The restitution of Jewish property seized in occupied Bosnia during WWII is too complex to implement, said the chairman of the country’s presidency, Mladen Ivanic.

Eleanor Rose
Mladen Ivanic in Jerusalem on Wednesday. Photo: Israel Council on Foreign Relations/Andres Lacko.

The chairman of the Bosnian tripartite presidency, Mladen Ivanic, said during a visit to Jerusalem on Tuesday that the Jewish community should not to expect property expropriated during the Holocaust in Bosnia to be given back or to be compensated for its seizure.

The Jerusalem Post reported that Ivanic pointed out that a restitution law had at one time been created in Bosnia, but fell by the wayside because the process would be too complicated.

He said that the seized properties were taken over by the Yugoslav Communists after the war, then privatised, while some of them have been demolished or replaced.

Ivanic, who was speaking to the Israel Council on Foreign Relations, insisted that he would restore the property or give compensation if he could, but that the matter was not in his hands, according to the Jerusalem Post.

The World Jewish Restitution Organisation, WJRO, says that about 82,000 Jews lived in the Kingdom of Yugoslavia before the World War II, when it was occupied by the Axis powers.

According to the scholar Noel Malcolm’s book Bosnia: A Short History, the Nazis – who arrived in Sarajevo in 1941 – liquidated 12,000 of Bosnia’s 14,000 Jews with the assistance of local groups.

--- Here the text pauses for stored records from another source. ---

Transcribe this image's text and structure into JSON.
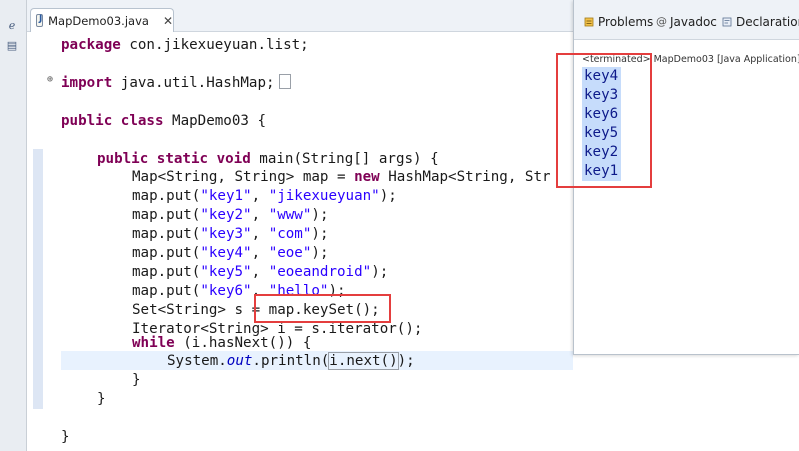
{
  "editor": {
    "tab_title": "MapDemo03.java",
    "tab_close": "✕"
  },
  "code": {
    "l1_kw": "package",
    "l1_rest": " con.jikexueyuan.list;",
    "l3_kw": "import",
    "l3_rest": " java.util.HashMap;",
    "l3_fold": "⊕",
    "l5_kw": "public class",
    "l5_rest": " MapDemo03 {",
    "l7_kw": "public static void",
    "l7_rest": " main(String[] args) {",
    "l8_a": "Map<String, String> map = ",
    "l8_kw": "new",
    "l8_b": " HashMap<String, Str",
    "puts": [
      {
        "k": "\"key1\"",
        "v": "\"jikexueyuan\""
      },
      {
        "k": "\"key2\"",
        "v": "\"www\""
      },
      {
        "k": "\"key3\"",
        "v": "\"com\""
      },
      {
        "k": "\"key4\"",
        "v": "\"eoe\""
      },
      {
        "k": "\"key5\"",
        "v": "\"eoeandroid\""
      },
      {
        "k": "\"key6\"",
        "v": "\"hello\""
      }
    ],
    "put_prefix": "map.put(",
    "put_sep": ", ",
    "put_suffix": ");",
    "l15_a": "Set<String> s ",
    "l15_b": "= map.keySet();",
    "l16": "Iterator<String> i = s.iterator();",
    "l17_kw": "while",
    "l17_rest": " (i.hasNext()) {",
    "l18_a": "System.",
    "l18_fld": "out",
    "l18_b": ".println(",
    "l18_c": "i.next()",
    "l18_d": ");",
    "close_brace": "}"
  },
  "views": {
    "problems": "Problems",
    "javadoc": "Javadoc",
    "declaration": "Declaration"
  },
  "console": {
    "header": "<terminated> MapDemo03 [Java Application]",
    "lines": [
      "key4",
      "key3",
      "key6",
      "key5",
      "key2",
      "key1"
    ]
  },
  "colors": {
    "annotation": "#e43e3e",
    "keyword": "#7f0055",
    "string": "#2a00ff",
    "selection": "#c6dcfb"
  }
}
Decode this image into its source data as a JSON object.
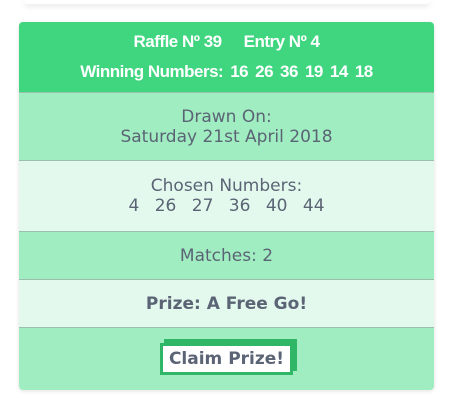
{
  "header": {
    "raffle_label": "Raffle Nº 39",
    "entry_label": "Entry Nº 4",
    "winning_label": "Winning Numbers:",
    "winning_numbers": [
      "16",
      "26",
      "36",
      "19",
      "14",
      "18"
    ]
  },
  "drawn": {
    "label": "Drawn On:",
    "date": "Saturday 21st April 2018"
  },
  "chosen": {
    "label": "Chosen Numbers:",
    "numbers": [
      "4",
      "26",
      "27",
      "36",
      "40",
      "44"
    ]
  },
  "matches": {
    "text": "Matches: 2"
  },
  "prize": {
    "text": "Prize: A Free Go!"
  },
  "claim": {
    "button_label": "Claim Prize!"
  },
  "colors": {
    "header_green": "#3fd67f",
    "row_dark": "#a0edc1",
    "row_light": "#e3f9ed",
    "text": "#5b6475",
    "button_border": "#2fb667"
  }
}
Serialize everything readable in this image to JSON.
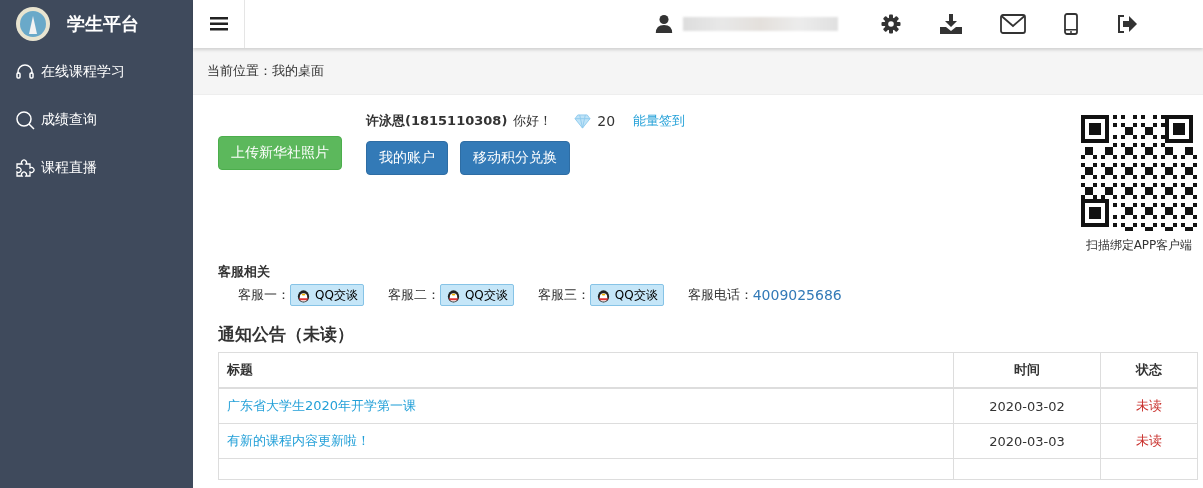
{
  "sidebar": {
    "title": "学生平台",
    "items": [
      {
        "label": "在线课程学习"
      },
      {
        "label": "成绩查询"
      },
      {
        "label": "课程直播"
      }
    ]
  },
  "breadcrumb": "当前位置：我的桌面",
  "profile": {
    "name": "许泳恩(1815110308)",
    "greeting": "你好！",
    "points": "20",
    "checkin_link": "能量签到"
  },
  "buttons": {
    "upload": "上传新华社照片",
    "account": "我的账户",
    "exchange": "移动积分兑换"
  },
  "qr": {
    "caption": "扫描绑定APP客户端"
  },
  "service": {
    "title": "客服相关",
    "agents": [
      {
        "label": "客服一：",
        "button": "QQ交谈"
      },
      {
        "label": "客服二：",
        "button": "QQ交谈"
      },
      {
        "label": "客服三：",
        "button": "QQ交谈"
      }
    ],
    "phone_label": "客服电话：",
    "phone": "4009025686"
  },
  "notices": {
    "title": "通知公告（未读）",
    "columns": [
      "标题",
      "时间",
      "状态"
    ],
    "rows": [
      {
        "title": "广东省大学生2020年开学第一课",
        "date": "2020-03-02",
        "status": "未读",
        "read": false
      },
      {
        "title": "有新的课程内容更新啦！",
        "date": "2020-03-03",
        "status": "未读",
        "read": false
      }
    ]
  }
}
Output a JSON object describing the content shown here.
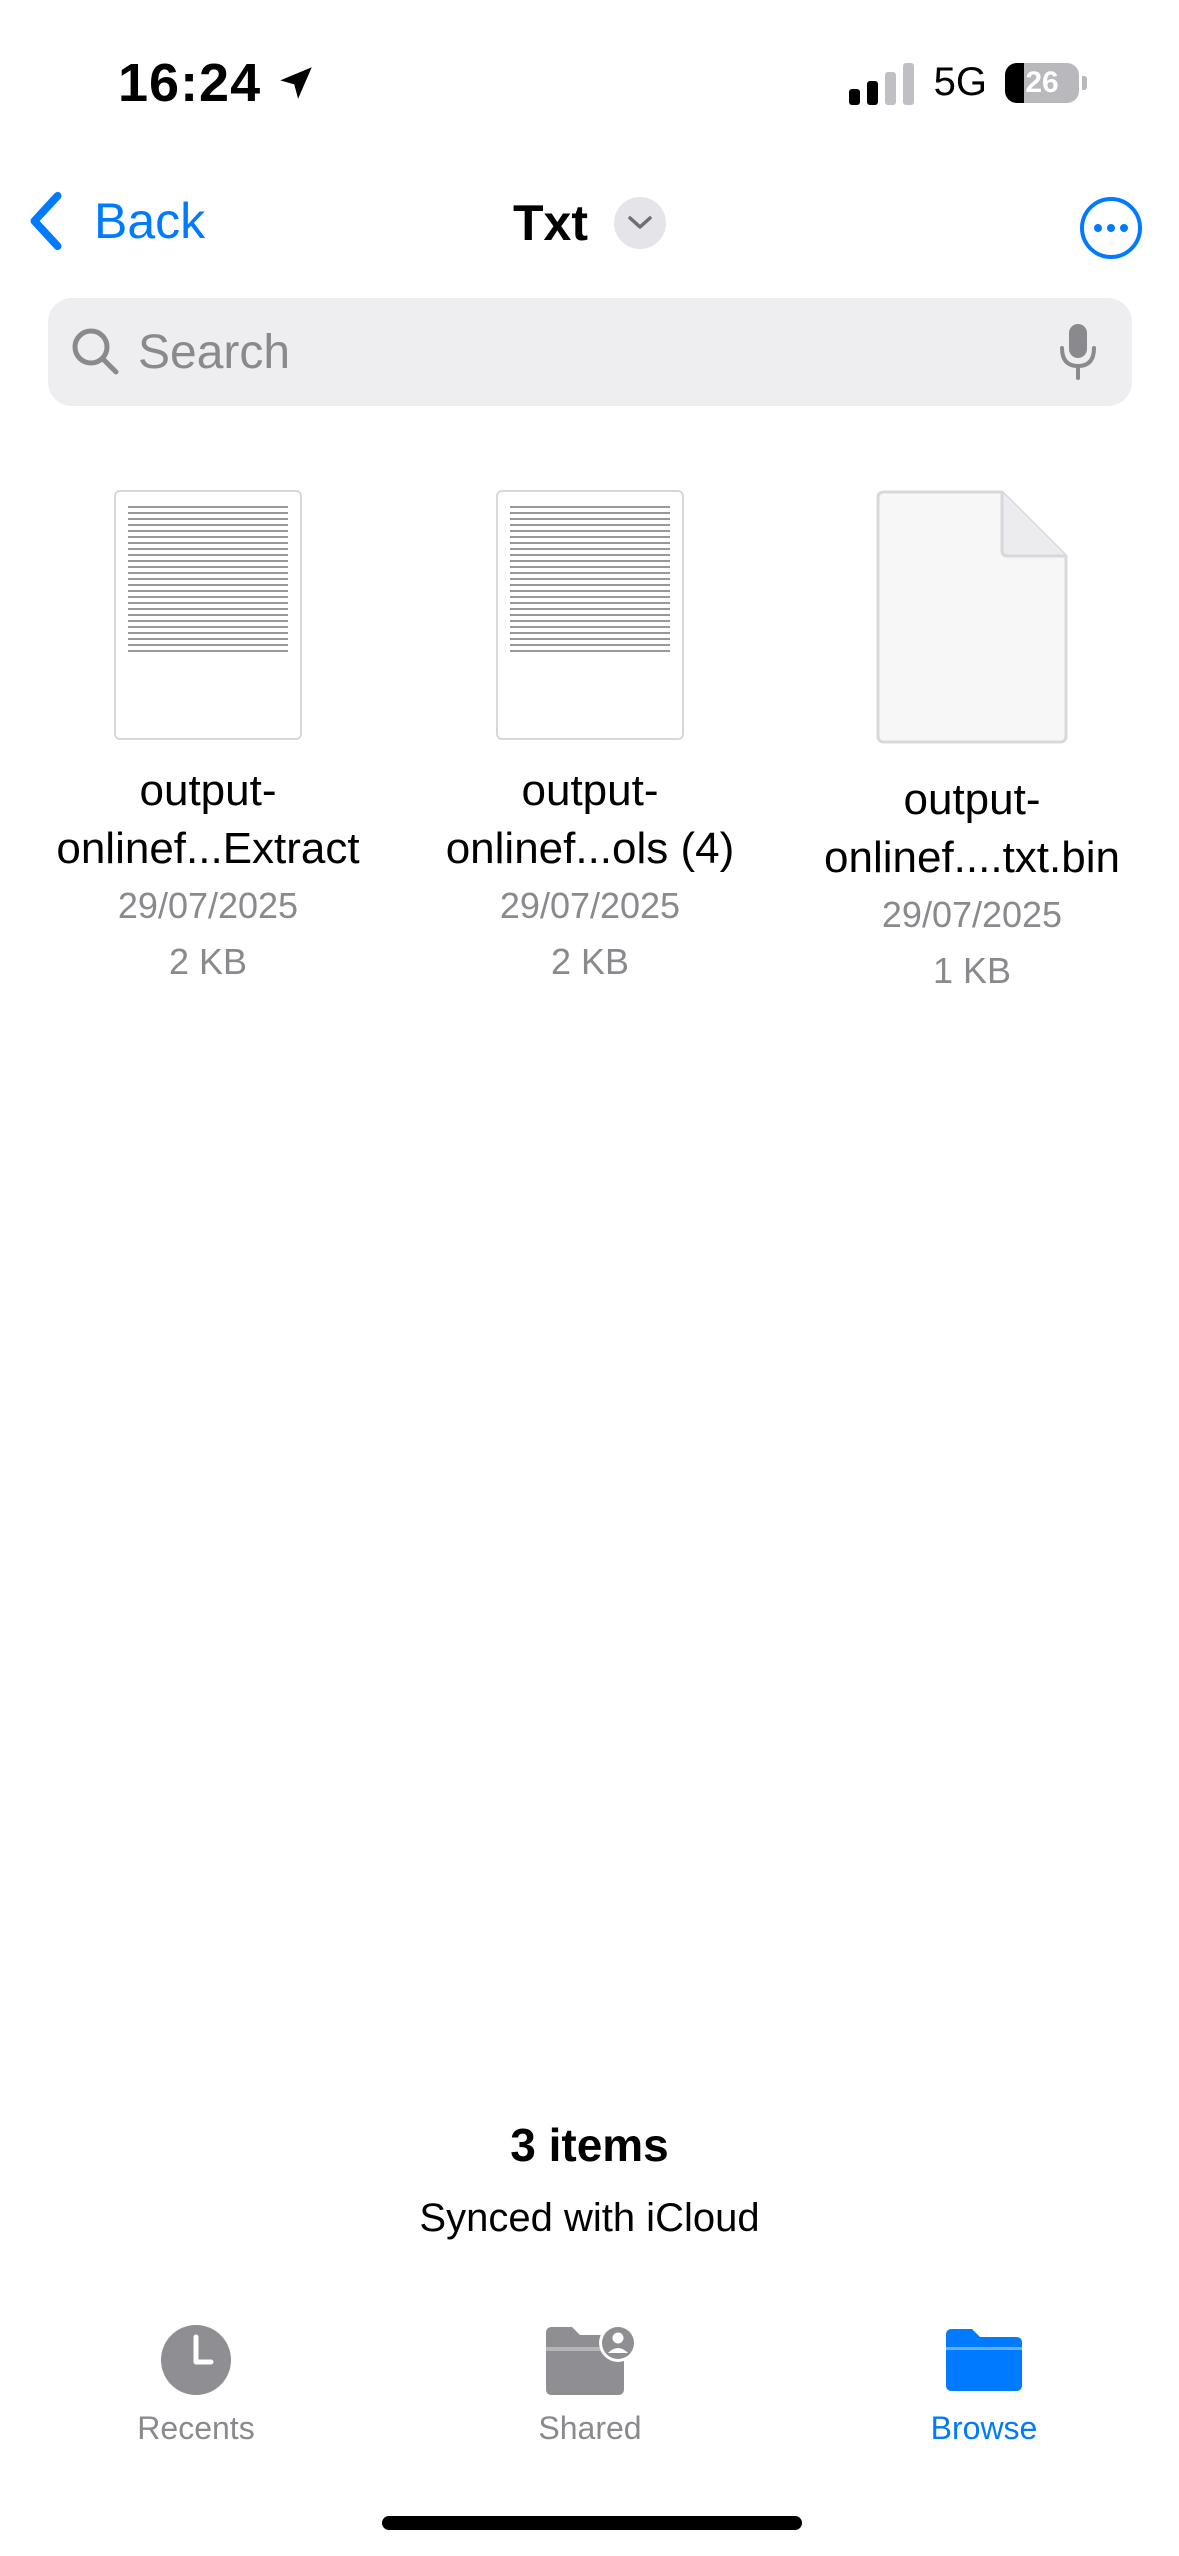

Meanwhile, communal and private property was expropriated.

The Jewish community in Bosnia has agreed with the WJRO to form a foundation that would receive and manage any returned communal property or compensation.

Bosnia signed up to the Terezin Declaration in 2009, which affirms the “importance of restituting communal and individual immovable property that belonged to the victims of the Holocaust (Shoah) and other victims of Nazi persecution”.

However, little progress has been made.

Neighbouring Serbia passed legislation in 2006 and 2011 to address the restitution of property to religious communities and private individuals.

A further law, passed in 2016, specifically addresses compensating the Jewish community for property seized during and after the Holocaust that is now heirless.

Under the legislation, the Federation of Jewish Municipalities of Serbia will be given 950,000 euros per year for a period of 25 years, starting from 2017.